The QRC and Queers and Allies have teamed up to formulate a list of activities (beyond the wrestling) that they hope will cause a stir around campus and reflect the diversity of the queer community.
Rowan invited anyone to be the Portland lube champion. “It’s an essential college experience,” McKinley said.
All are welcome to participate in the week’s events. There will be an emphasis on educational advocacy. Roundtable discussions and panels will include “Gay Sex Tourism in Costa Rica,” “Queers in Religion,” “An Intro to Bondage with Dark Lady” and “Basic Rights Oregon/Love Makes a Family,” and will address topics such as anti-sodomy laws in the U.S.
Dark Lady, a well-known bondage specialist in Portland, will discuss political and safety issues surrounding bondage, discipline and sadism/masochism, or BDSM. McKinley said the talk would be more of a discussion about kink than technique. Dark Lady will also talk about equipment and terminology, safe sex in general and abuse versus play.
It is unclear whether Dark Lady will bring props.
“We couldn’t find a room with hooks in the ceiling,” joked Zena Piccolo, awareness week coordinator.
Several of the events are products of senior capstones, Piccolo said, such as the discussion “Gay Tourism in Costa Rica.” The discussion will entail “talking about the reality of gay sex-workers in foreign countries and the gritty underground society that they have to live in,” Piccolo said.
Emphasis will be on the spread of disease and raising awareness of what goes on in the queer community in other countries.
“It’s a pretty dark topic, but we want to make people aware of what’s going on in other countries with gays,” she said.
Other activities involve a workshop to develop drag characters (with the opportunity to perform at the Queer Prom next Friday). The workshop will entail creating a stage name and developing a style.

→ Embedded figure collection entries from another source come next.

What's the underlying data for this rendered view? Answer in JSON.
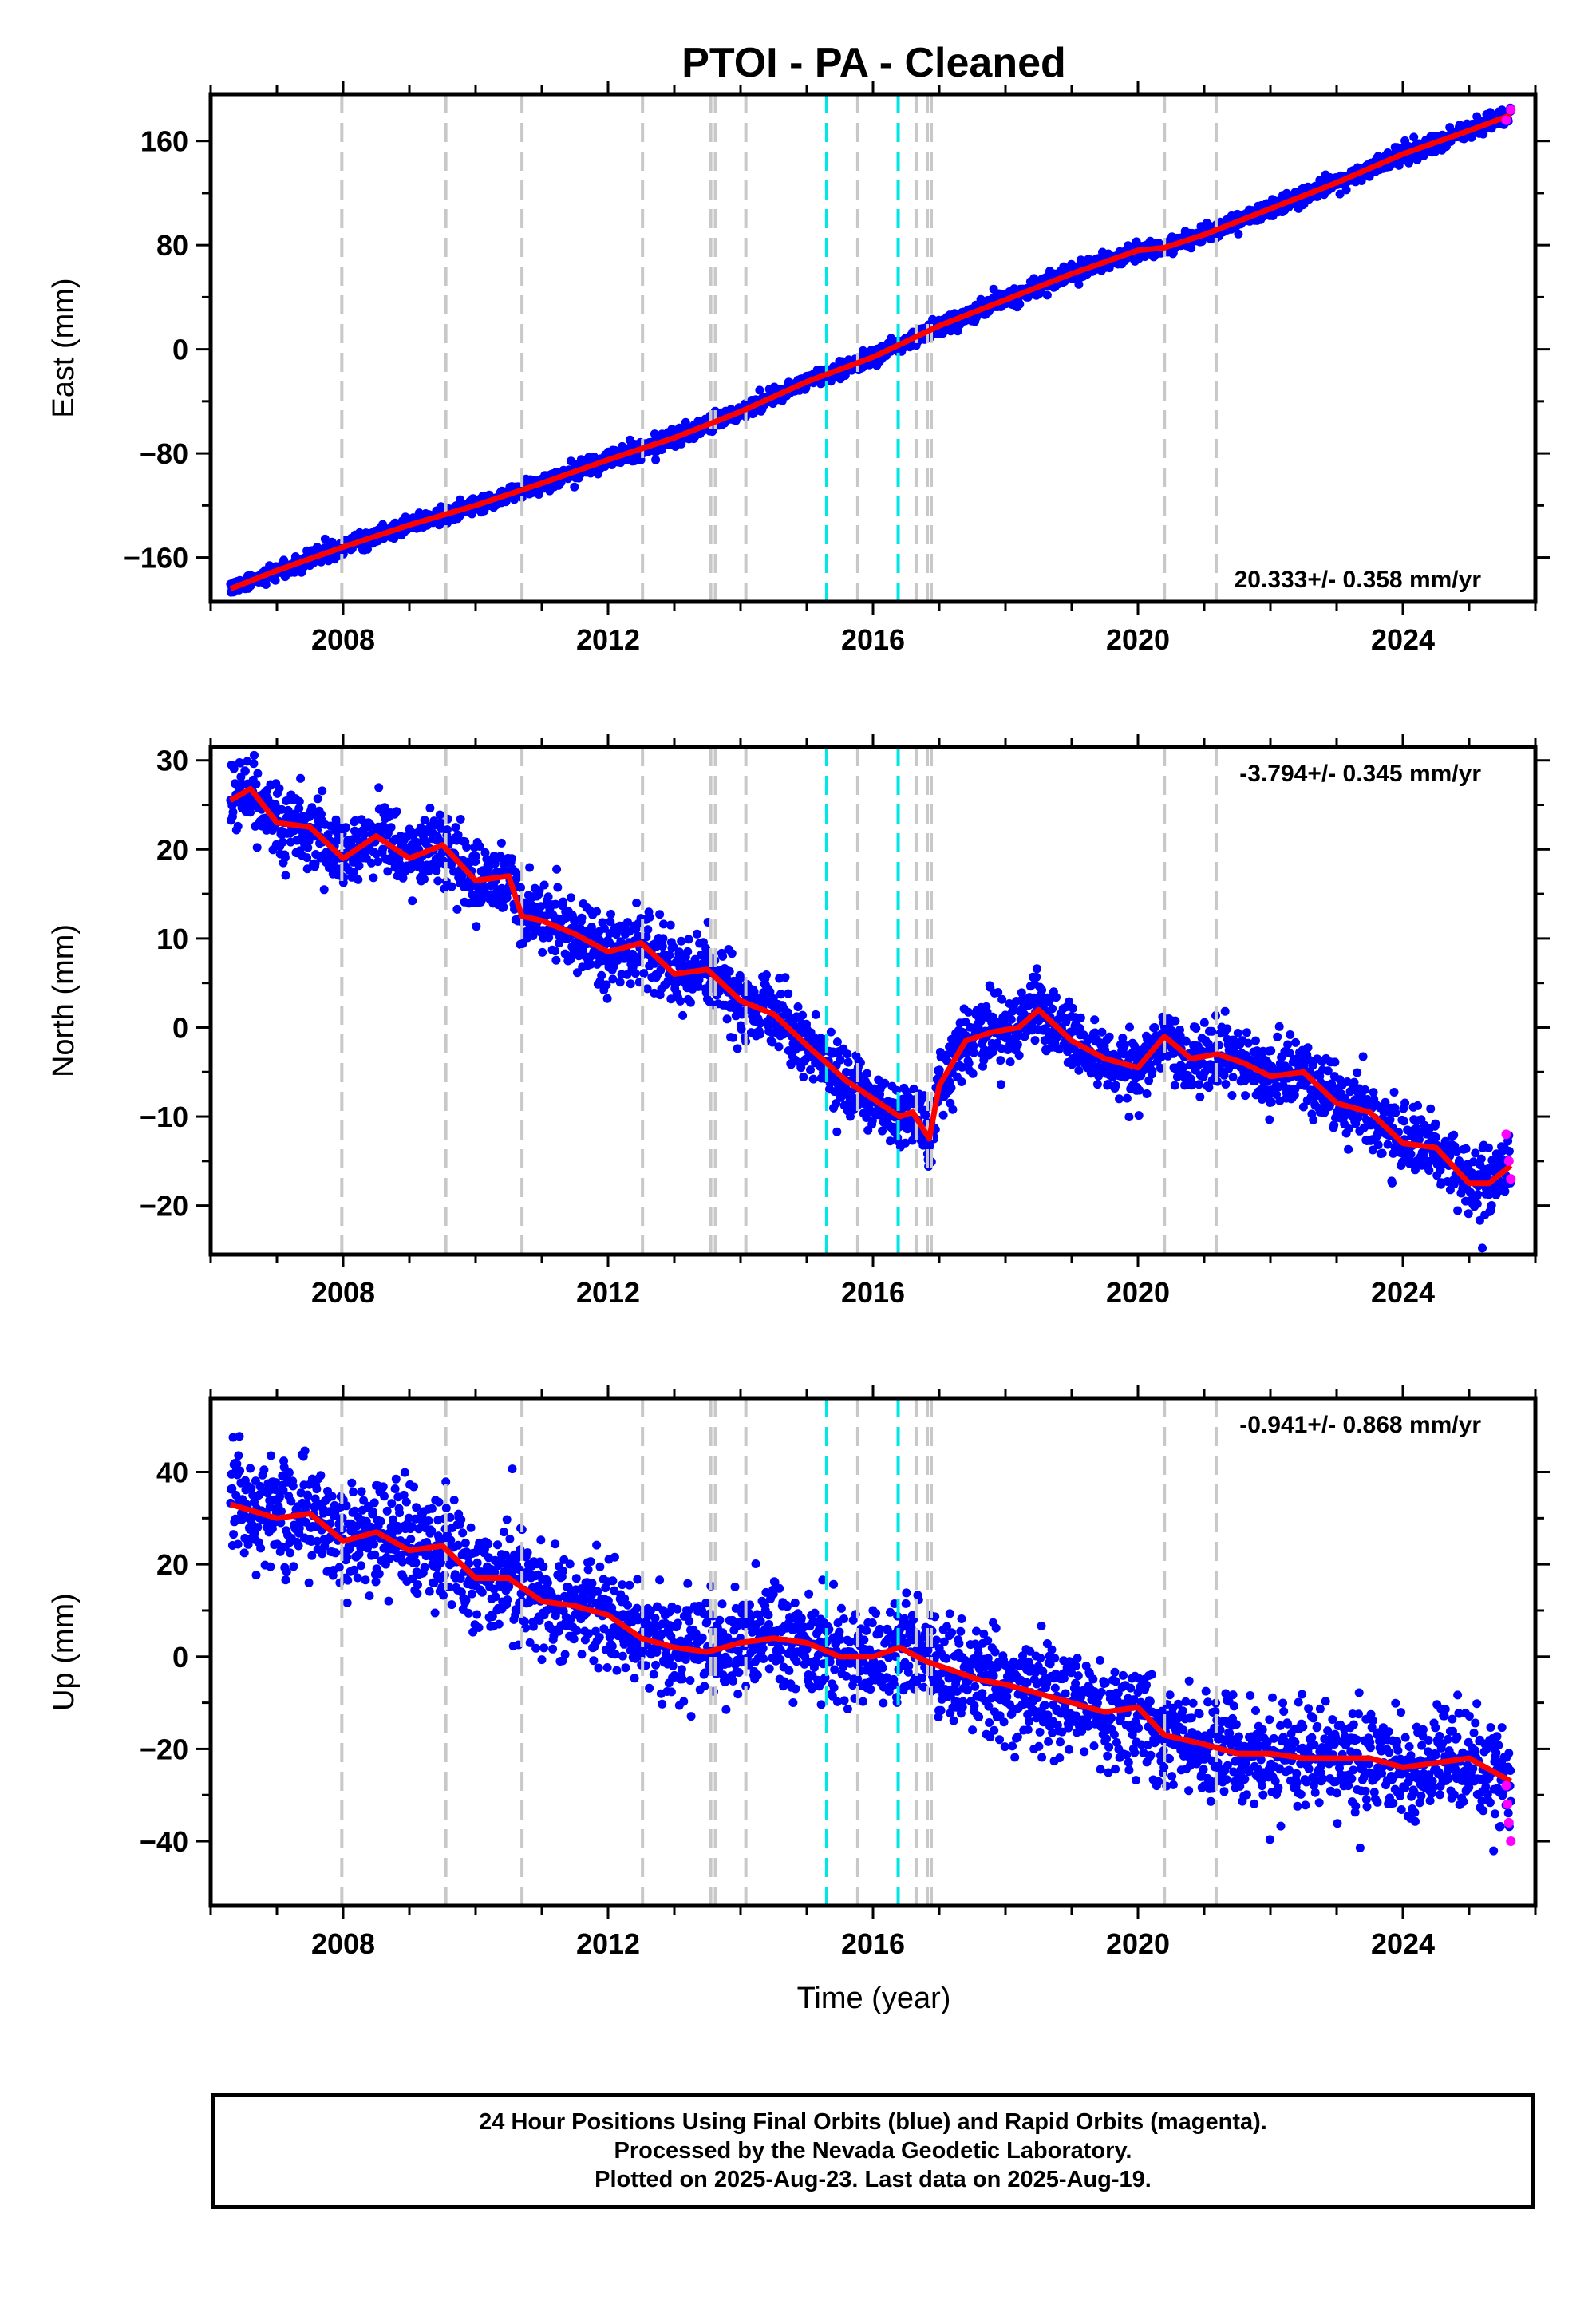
{
  "title": "PTOI  - PA - Cleaned",
  "xlabel": "Time (year)",
  "caption": {
    "line1": "24 Hour Positions Using Final Orbits (blue) and Rapid Orbits (magenta).",
    "line2": "Processed by the Nevada Geodetic Laboratory.",
    "line3": "Plotted on 2025-Aug-23. Last data on 2025-Aug-19."
  },
  "colors": {
    "final_orbits": "#0000ff",
    "rapid_orbits": "#ff00ff",
    "model_fit": "#ff0000",
    "equipment_change_line": "#c8c8c8",
    "earthquake_line": "#00e6e6"
  },
  "chart_data": [
    {
      "type": "scatter",
      "ylabel": "East (mm)",
      "rate_label": "20.333+/- 0.358 mm/yr",
      "xlim": [
        2006.0,
        2026.0
      ],
      "ylim": [
        -194,
        196
      ],
      "x_ticks": [
        2008,
        2012,
        2016,
        2020,
        2024
      ],
      "y_ticks": [
        -160,
        -80,
        0,
        80,
        160
      ],
      "grid": false,
      "data_span": [
        2006.3,
        2025.63
      ],
      "noise_mm": 3.2,
      "model_fit": {
        "x": [
          2006.3,
          2007.0,
          2008.0,
          2009.0,
          2010.0,
          2011.0,
          2012.0,
          2013.0,
          2014.0,
          2015.0,
          2016.0,
          2017.0,
          2018.0,
          2019.0,
          2020.0,
          2020.4,
          2021.0,
          2022.0,
          2023.0,
          2024.0,
          2025.0,
          2025.63
        ],
        "y": [
          -184,
          -170,
          -152,
          -135,
          -120,
          -103,
          -85,
          -68,
          -48,
          -25,
          -6,
          18,
          38,
          58,
          76,
          78,
          88,
          108,
          128,
          150,
          168,
          180
        ]
      },
      "rapid_points": {
        "x": [
          2025.56,
          2025.63
        ],
        "y": [
          176,
          184
        ]
      }
    },
    {
      "type": "scatter",
      "ylabel": "North (mm)",
      "rate_label": "-3.794+/- 0.345 mm/yr",
      "xlim": [
        2006.0,
        2026.0
      ],
      "ylim": [
        -25.5,
        31.5
      ],
      "x_ticks": [
        2008,
        2012,
        2016,
        2020,
        2024
      ],
      "y_ticks": [
        -20,
        -10,
        0,
        10,
        20,
        30
      ],
      "grid": false,
      "data_span": [
        2006.3,
        2025.63
      ],
      "noise_mm": 1.9,
      "model_fit": {
        "x": [
          2006.3,
          2006.6,
          2007.0,
          2007.5,
          2008.0,
          2008.5,
          2009.0,
          2009.5,
          2010.0,
          2010.5,
          2010.7,
          2011.0,
          2011.5,
          2012.0,
          2012.5,
          2013.0,
          2013.5,
          2014.0,
          2014.5,
          2015.0,
          2015.3,
          2015.6,
          2016.0,
          2016.4,
          2016.6,
          2016.85,
          2017.0,
          2017.4,
          2017.8,
          2018.2,
          2018.5,
          2019.0,
          2019.5,
          2020.0,
          2020.4,
          2020.8,
          2021.2,
          2021.6,
          2022.0,
          2022.5,
          2023.0,
          2023.5,
          2024.0,
          2024.5,
          2025.0,
          2025.3,
          2025.63
        ],
        "y": [
          25.5,
          26.8,
          23.0,
          22.5,
          19.0,
          21.5,
          19.0,
          20.5,
          16.5,
          17.0,
          12.5,
          12.0,
          10.5,
          8.5,
          9.5,
          6.0,
          6.5,
          3.0,
          1.5,
          -2.0,
          -4.0,
          -6.0,
          -8.0,
          -10.0,
          -9.5,
          -12.5,
          -6.5,
          -1.5,
          -0.5,
          0.0,
          2.0,
          -1.5,
          -3.5,
          -4.5,
          -1.0,
          -3.5,
          -3.0,
          -4.0,
          -5.5,
          -5.0,
          -8.5,
          -9.5,
          -13.0,
          -13.5,
          -17.5,
          -17.5,
          -15.5
        ]
      },
      "rapid_points": {
        "x": [
          2025.56,
          2025.6,
          2025.63
        ],
        "y": [
          -12.0,
          -15.0,
          -17.0
        ]
      }
    },
    {
      "type": "scatter",
      "ylabel": "Up (mm)",
      "rate_label": "-0.941+/- 0.868 mm/yr",
      "xlim": [
        2006.0,
        2026.0
      ],
      "ylim": [
        -54,
        56
      ],
      "x_ticks": [
        2008,
        2012,
        2016,
        2020,
        2024
      ],
      "y_ticks": [
        -40,
        -20,
        0,
        20,
        40
      ],
      "grid": false,
      "data_span": [
        2006.3,
        2025.63
      ],
      "noise_mm": 5.5,
      "model_fit": {
        "x": [
          2006.3,
          2007.0,
          2007.5,
          2008.0,
          2008.5,
          2009.0,
          2009.5,
          2010.0,
          2010.5,
          2011.0,
          2011.5,
          2012.0,
          2012.5,
          2013.0,
          2013.5,
          2014.0,
          2014.5,
          2015.0,
          2015.5,
          2016.0,
          2016.4,
          2016.8,
          2017.2,
          2017.6,
          2018.0,
          2018.5,
          2019.0,
          2019.5,
          2020.0,
          2020.4,
          2021.0,
          2021.5,
          2022.0,
          2022.5,
          2023.0,
          2023.5,
          2024.0,
          2024.5,
          2025.0,
          2025.63
        ],
        "y": [
          33,
          30,
          31,
          25,
          27,
          23,
          24,
          17,
          17,
          12,
          11,
          9,
          4,
          2,
          1,
          3,
          4,
          3,
          0,
          0,
          2,
          -1,
          -3,
          -5,
          -6,
          -8,
          -10,
          -12,
          -11,
          -17,
          -19,
          -21,
          -21,
          -22,
          -22,
          -22,
          -24,
          -23,
          -22,
          -27
        ]
      },
      "rapid_points": {
        "x": [
          2025.56,
          2025.58,
          2025.6,
          2025.63
        ],
        "y": [
          -28,
          -32,
          -36,
          -40
        ]
      }
    }
  ],
  "event_lines": {
    "equipment_change_years": [
      2007.98,
      2009.55,
      2010.7,
      2012.52,
      2013.55,
      2013.62,
      2014.08,
      2015.77,
      2016.65,
      2016.82,
      2016.88,
      2020.4,
      2021.18
    ],
    "earthquake_years": [
      2015.3,
      2016.38
    ]
  }
}
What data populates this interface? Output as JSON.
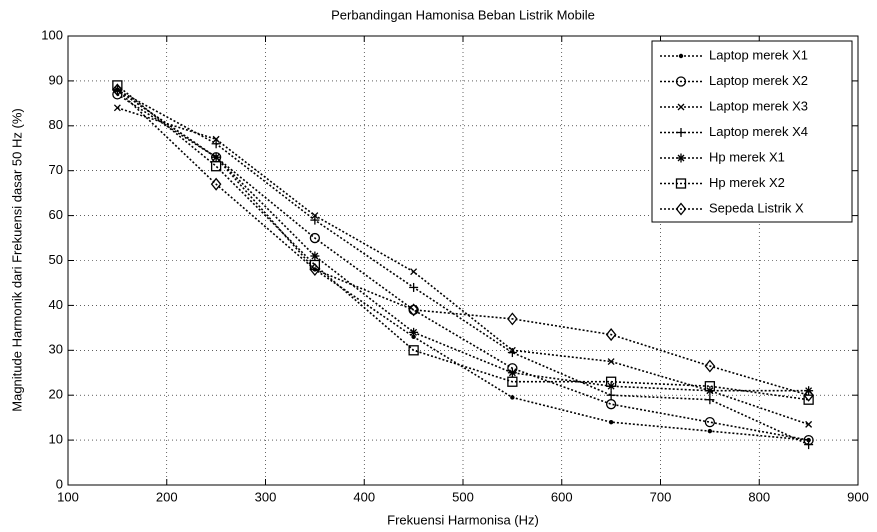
{
  "chart_data": {
    "type": "line",
    "title": "Perbandingan Hamonisa Beban Listrik Mobile",
    "xlabel": "Frekuensi Harmonisa (Hz)",
    "ylabel": "Magnitude Harmonik dari Frekuensi dasar 50 Hz (%)",
    "x": [
      150,
      250,
      350,
      450,
      550,
      650,
      750,
      850
    ],
    "series": [
      {
        "name": "Laptop merek X1",
        "color": "#000000",
        "marker": "dot",
        "values": [
          88,
          73,
          48,
          33,
          19.5,
          14,
          12,
          10
        ]
      },
      {
        "name": "Laptop merek X2",
        "color": "#000000",
        "marker": "circle",
        "values": [
          87,
          73,
          55,
          39,
          26,
          18,
          14,
          10
        ]
      },
      {
        "name": "Laptop merek X3",
        "color": "#000000",
        "marker": "x",
        "values": [
          84,
          77,
          60,
          47.5,
          30,
          27.5,
          21,
          13.5
        ]
      },
      {
        "name": "Laptop merek X4",
        "color": "#000000",
        "marker": "plus",
        "values": [
          88,
          76,
          59,
          44,
          29.5,
          20,
          19,
          9
        ]
      },
      {
        "name": "Hp merek X1",
        "color": "#000000",
        "marker": "star",
        "values": [
          88,
          73,
          51,
          34,
          25,
          22,
          21,
          21
        ]
      },
      {
        "name": "Hp merek X2",
        "color": "#000000",
        "marker": "square",
        "values": [
          89,
          71,
          49,
          30,
          23,
          23,
          22,
          19
        ]
      },
      {
        "name": "Sepeda Listrik X",
        "color": "#000000",
        "marker": "diamond",
        "values": [
          88,
          67,
          48,
          39,
          37,
          33.5,
          26.5,
          20
        ]
      }
    ],
    "xlim": [
      100,
      900
    ],
    "xticks": [
      100,
      200,
      300,
      400,
      500,
      600,
      700,
      800,
      900
    ],
    "ylim": [
      0,
      100
    ],
    "yticks": [
      0,
      10,
      20,
      30,
      40,
      50,
      60,
      70,
      80,
      90,
      100
    ],
    "grid": true,
    "legend": "upper right"
  }
}
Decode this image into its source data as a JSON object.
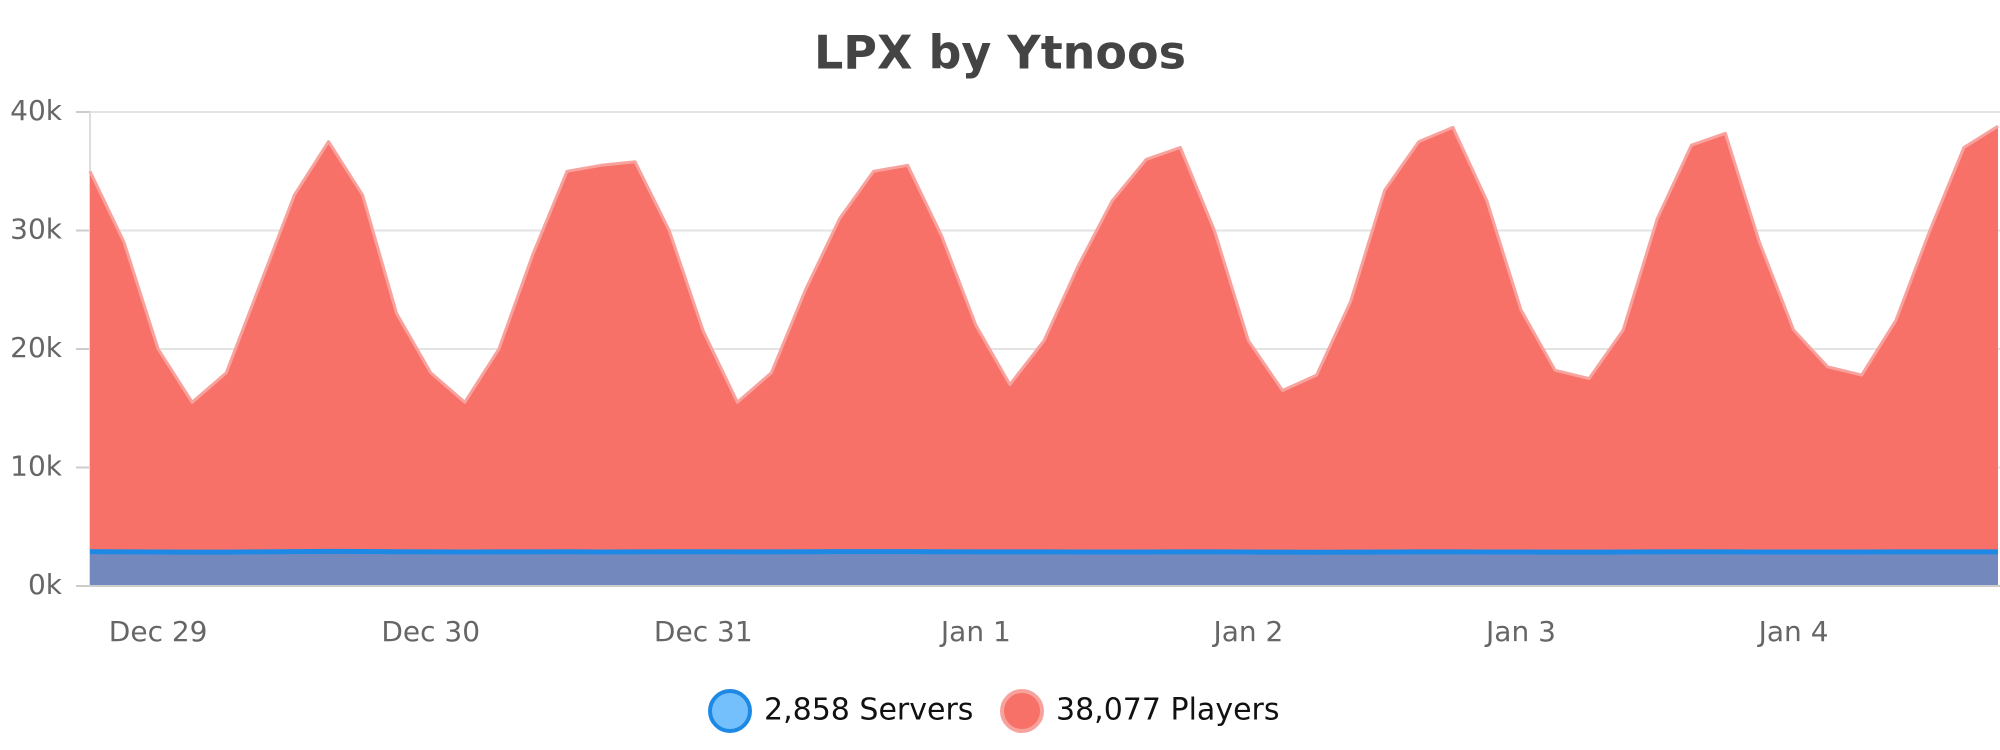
{
  "chart_data": {
    "type": "area",
    "title": "LPX by Ytnoos",
    "categories": [
      null,
      null,
      "Dec 29",
      null,
      null,
      null,
      null,
      null,
      null,
      null,
      "Dec 30",
      null,
      null,
      null,
      null,
      null,
      null,
      null,
      "Dec 31",
      null,
      null,
      null,
      null,
      null,
      null,
      null,
      "Jan 1",
      null,
      null,
      null,
      null,
      null,
      null,
      null,
      "Jan 2",
      null,
      null,
      null,
      null,
      null,
      null,
      null,
      "Jan 3",
      null,
      null,
      null,
      null,
      null,
      null,
      null,
      "Jan 4",
      null,
      null,
      null,
      null,
      null,
      null
    ],
    "series": [
      {
        "name": "2,858 Servers",
        "color": "#1e88e5",
        "values": [
          2900,
          2880,
          2870,
          2860,
          2860,
          2880,
          2900,
          2920,
          2910,
          2890,
          2880,
          2870,
          2880,
          2880,
          2890,
          2870,
          2880,
          2890,
          2890,
          2880,
          2880,
          2890,
          2900,
          2900,
          2900,
          2890,
          2880,
          2880,
          2880,
          2870,
          2870,
          2870,
          2880,
          2880,
          2870,
          2860,
          2850,
          2860,
          2870,
          2880,
          2880,
          2870,
          2870,
          2860,
          2860,
          2870,
          2880,
          2890,
          2880,
          2870,
          2870,
          2870,
          2870,
          2880,
          2880,
          2880,
          2880
        ]
      },
      {
        "name": "38,077 Players",
        "color": "#f77169",
        "values": [
          35000,
          29000,
          20000,
          15500,
          18000,
          25500,
          33000,
          37500,
          33000,
          23000,
          18000,
          15500,
          20000,
          28000,
          35000,
          35500,
          35800,
          30000,
          21500,
          15500,
          18000,
          25000,
          31000,
          35000,
          35500,
          29500,
          22000,
          17000,
          20700,
          27000,
          32500,
          36000,
          37000,
          30000,
          20700,
          16500,
          17800,
          24000,
          33400,
          37500,
          38700,
          32500,
          23300,
          18200,
          17500,
          21600,
          31000,
          37200,
          38200,
          29000,
          21600,
          18500,
          17800,
          22400,
          30000,
          37000,
          38800
        ]
      }
    ],
    "ylim": [
      0,
      40000
    ],
    "yticks": [
      {
        "value": 0,
        "label": "0k"
      },
      {
        "value": 10000,
        "label": "10k"
      },
      {
        "value": 20000,
        "label": "20k"
      },
      {
        "value": 30000,
        "label": "30k"
      },
      {
        "value": 40000,
        "label": "40k"
      }
    ],
    "grid": true
  }
}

“Maybe you are really quiet in real life and you want to have a loud, flamboyant stage personality,” said Rowan, a member of the participating performance troupe Ubergay Cabaret.
Neither McKinley nor Rowan will reveal what Thursday’s show, “Live Acts of Homosexuality,” will entail. It will take place from 11:30 a.m. to 4 p.m. in a tent on the PSU Park Blocks. “See queer PSU students in action,” McKinley teased.
The events will show people the diversity of the queer community, develop connections and get people involved, the pair said. Rowan noted that the week is important because it gives a voice to a community that historically has not had one. “We’re not that different from anyone else,” Rowan said.
The term “queer” is an all-encompassing word for homosexual, transgender and bisexual individuals. The African-American homosexual community and Midwesterners do not particularly prefer the term queer, they said. McKinley noted that the term may be evolving.
Ultimately, the group hopes the week will let PSU students know that the QRC and Queers and Allies are available. And yield a lube wrestling champion.